The so-called "death services" industry is predatory. They are very carefully trained to know precisely how to prey on your loved ones right when they are least able to deal with financial matters. Folks say yes to just about anything to say goodbye the ones they love. The industry counts on that sentiment. They also prey on the ever-present feelings of guilt for what should have been said or done when Daddy was alive, when Momma was still with us. What better way to assuage that guilt than a pricey send off? Today the average cost of a funeral is between $7-10,000. Is your family prepared for that? Or vastly more, depending on the "service package" you purchase?
I'm of the mind that once the lights are turned out in my motel or hostel, sleep is largely the same. You cannot possibly get me to pay $250 a night if other options exist. To me that's criminal. So when my lights are out, why in god's name put me in a custom casket with Teenage Mutant Ninja Turtles (I'm not making this up)? I could care less if someone blowtorched my remains and saved the dime. I'm not going to feel anything, nor am I going to be insulted. It's the living who get taken to the cleaners because they think all this stuff is so important.
If you happen to be one of those folks who feels strongly about ceremony, start planning to protect your family and your assets now. One hopes that you don't demand that $217,000 solid gold Malaysian coffin. That is one way to ensure that your grave will get robbed.
Just like the death services industry will be quite happy to rob you.
Always loved your stories, Julia. And agree with you completely having been through my share of traumas.

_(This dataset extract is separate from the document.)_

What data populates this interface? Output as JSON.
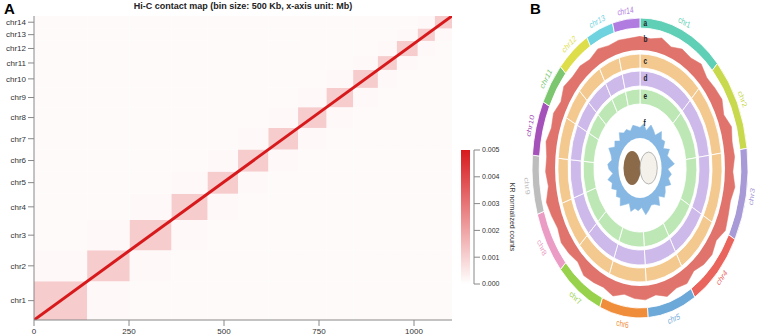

I came across a great resource recently. A Soul Sitter's website by Stacey Canfield whom I've known for five years: https://www.soulsitters.com This is her life mission and all the resources on the site are free. They help people to solidify what they want to have happen when they die -- people to be contacted, burial, dress, spiritual ritual, music, even your own eulogy, etc. - a pretty comprehensive list outlined in the Passage Plan. It's a work of love. We should all fill it out. Would make life easier for all concerned.